This is well thought through and should work. The user home default is nice idea that way nobody is exposed to begin with.

In case if we have a /pub/home/ then the url access will only allow url’s that match http://host:port/pub/home/some.log?

[Toparvion]

@gamefundas Yes. Note that the same path can be specified for remote node (I.e. node://pub/home...) but AnaLog agent will restrict it as well.

[gamefundas]

Actually I wasn't aware of the remote feature, this sounds new. Its already released or work in progress. Couldn't find any documentation on the agent.

[gamefundas]

I see it now https://github.com/Toparvion/analog/wiki/application.yaml and the wiki pages have few examples as well. Missed seeing it for some reason.

Would like to understand this architecture better, are we saying that Analog can be configured to run as a server and applications/nodes can run Analog agent to expose their logs.

The only trouble I see with this approach is maintaining application.yaml. As applications run on ephemeral infrastructure defining or managing a static configuration of nodes is going to be a daunting task. Formulating a URL scheme that translates the path to actual host/target can help move away from the static definition.

An example for remote log fetch would be something like http://analog-server///logpath/

target - localhost, hostname:port, ipv4 address (localhost will serve logs from current host or server) - Default agent port 7801 if not specified protocol - node, composite, docker, k8, etc

Support for something like this, may be in addition to cluster configuration (which makes sense for complex and detailed setup) can help source remote logs without any declarative configurations. Basically this will allow sourcing logs from any Analog agent without any configuration. Just a high level thought.

[Toparvion]

Its already released or work in progress

This is a released feature. It was initially implemented in v0.7 as a part of composite log support. Then, in v0.11 it was exposed as a standalone feature so that from this version on you can refer to logs residing on remote servers by specifying node://<node-name>/<full-path> .

Couldn't find any documentation on the agent. ... I see it now

You can also look at choices.yaml sample file to find examples of remote logs addresses, e.g.:

- path: node://backupNode/home/upc/node-app.log    # 'backupNode' is the name of node as declared in 'nodes' config section

Would like to understand this architecture better, are we saying that Analog can be configured to run as a server and applications/nodes can run Analog agent to expose their logs.

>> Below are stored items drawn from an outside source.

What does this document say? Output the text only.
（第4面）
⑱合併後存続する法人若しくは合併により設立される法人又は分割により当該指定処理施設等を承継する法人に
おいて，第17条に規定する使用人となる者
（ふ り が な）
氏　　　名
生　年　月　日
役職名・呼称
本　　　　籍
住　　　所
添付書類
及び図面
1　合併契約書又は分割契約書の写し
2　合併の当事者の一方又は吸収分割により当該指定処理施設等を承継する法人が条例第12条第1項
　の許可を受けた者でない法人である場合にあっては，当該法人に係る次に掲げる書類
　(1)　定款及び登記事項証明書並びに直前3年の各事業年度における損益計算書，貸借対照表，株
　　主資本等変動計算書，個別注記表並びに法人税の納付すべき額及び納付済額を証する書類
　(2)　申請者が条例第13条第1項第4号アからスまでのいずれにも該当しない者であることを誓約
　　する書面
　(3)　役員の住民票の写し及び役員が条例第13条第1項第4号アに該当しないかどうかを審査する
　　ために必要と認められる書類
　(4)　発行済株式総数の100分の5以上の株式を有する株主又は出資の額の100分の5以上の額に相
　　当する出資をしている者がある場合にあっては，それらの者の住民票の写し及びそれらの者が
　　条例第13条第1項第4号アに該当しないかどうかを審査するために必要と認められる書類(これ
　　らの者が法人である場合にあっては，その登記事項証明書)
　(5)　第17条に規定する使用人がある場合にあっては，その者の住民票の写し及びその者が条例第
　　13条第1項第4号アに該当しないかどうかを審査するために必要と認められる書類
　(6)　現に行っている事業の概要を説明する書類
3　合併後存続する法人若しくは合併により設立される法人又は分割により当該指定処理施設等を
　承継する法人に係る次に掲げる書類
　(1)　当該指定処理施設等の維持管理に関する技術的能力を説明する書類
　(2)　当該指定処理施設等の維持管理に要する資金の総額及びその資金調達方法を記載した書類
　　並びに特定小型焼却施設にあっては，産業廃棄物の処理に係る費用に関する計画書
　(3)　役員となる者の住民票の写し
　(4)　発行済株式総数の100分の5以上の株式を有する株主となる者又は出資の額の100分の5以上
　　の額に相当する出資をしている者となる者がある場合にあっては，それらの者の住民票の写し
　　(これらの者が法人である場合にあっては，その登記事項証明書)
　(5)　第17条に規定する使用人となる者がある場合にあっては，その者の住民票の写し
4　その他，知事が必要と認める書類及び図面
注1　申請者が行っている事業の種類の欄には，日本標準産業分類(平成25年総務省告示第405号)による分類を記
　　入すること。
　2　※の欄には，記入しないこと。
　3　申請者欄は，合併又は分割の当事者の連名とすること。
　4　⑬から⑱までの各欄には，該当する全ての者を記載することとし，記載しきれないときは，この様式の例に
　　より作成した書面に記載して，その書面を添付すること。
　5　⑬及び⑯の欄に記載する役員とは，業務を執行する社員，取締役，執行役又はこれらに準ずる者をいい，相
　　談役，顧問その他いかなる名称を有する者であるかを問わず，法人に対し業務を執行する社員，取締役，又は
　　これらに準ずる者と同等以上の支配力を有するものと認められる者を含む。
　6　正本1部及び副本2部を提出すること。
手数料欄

TL;DR - Yes, that's right (with some notes). In detail, every AnaLog instance can play two 'roles' at the same time. The server role is an entry point for web clients (i.e. browsers). Servers do not actually work with logs, they just delegate the work to agents. An agent role is an entry point for servers. Agents actually work with all types of logs including containerized ones. The main idea behind such an architecture is that a server can query multiple agents thus composing multiple logs into a single so called composite log, while agents know nothing about composite logs, they just handle single watching processes for various types of logs. In fact, AnaLog doesn't need to be configured neither as a server not as an agent because every AnaLog instance can play both roles simultaneously 'out of the box'. Furthermore, even you use single AnaLog instance you actually make the AnaLog server side work with the agent side that deployed in the same instance. The only configuration you might need to specify is a list of nodes i.e. names and addresses of all the AnaLog instances which can be agents for current server.

The only trouble I see with this approach is maintaining application.yaml An example for remote log fetch would be something like...

Yes, that's the problem. The solution you propose looks good but I doubt about its portability because inclusion of actual nodes addresses into AnaLog pseudo URLs (log paths) would make those URLs un-reusable i.e. every time a node changes its address all the URLs become invalid. It may not only disturb end users with periodical 404 error (or something like this) but also would make logs paths unsuitable for storing in browsers bookmarks (which is a quite handy feature now).

That is why I'd like to propose another solution (which is actually already drafted in current versions of AnaLog). Instead of declaring explicit addresses anywhere (be it an URL or application.yaml) we can rely on classic service discovery integration pattern i.e. make the nodes register themselves in a central service registry (like Eureka, Consul, etc) and then refer to the nodes not by their address but by their logical name. In fact what I've implemented now in AnaLog is a first step towards this approach - we already have a notion of node name and use it. The second step should be a change of binding for that name - instead of static address declaration it should be bound to a record in the service registry. Of course it makes AnaLog deployment more complicated in general, but:

• the configuration would allow to choose between service discovery and static node addresses declaration
• many teams working on distributed applications already have service registry in their dev/test environment so there should not be a great deal to let AnaLog register there as well.

@gamefundas, what do you think about such an approach?

[gamefundas]

I am thrilled hearing service discovery as originally my thinking was around it but then at the same time restrained myself as it could complicate Analog by integrating in to other products. We use Consul extensively for service discovery so this could be a blessing in disguise.

However please note that, this may not work in cases where processes are independent and not discover-able in nature. Still your idea would address a high percentage of use cases and seems to be the right direction.

The one other option which I can think of, which can avoid deeper integration with other tools is, for the Analog agent to register to the server with a list of log remote locations that's available to browse. Users have full control over their agents and its configuration so essentially they will always configure it in a way that seems fit. The server is simply using the registered information to create url's/path to source the remote file. This will also help populate the drop down with remote locations. Not sure if this is exactly what you have now and I misunderstood the example.

[Toparvion]

this may not work in cases where processes are independent and not discover-able in nature

Yes, I totally agree with you and that is why I've mentioned early the ability to specify nodes configuration statically. This would serve as a fallback for any environment with no service discovery installed or for those who use AnaLog in a simple deployment scenario. Also it can appear not so easy to support multiple service discovery implementations at the same time but I hope Spring Cloud would help with it.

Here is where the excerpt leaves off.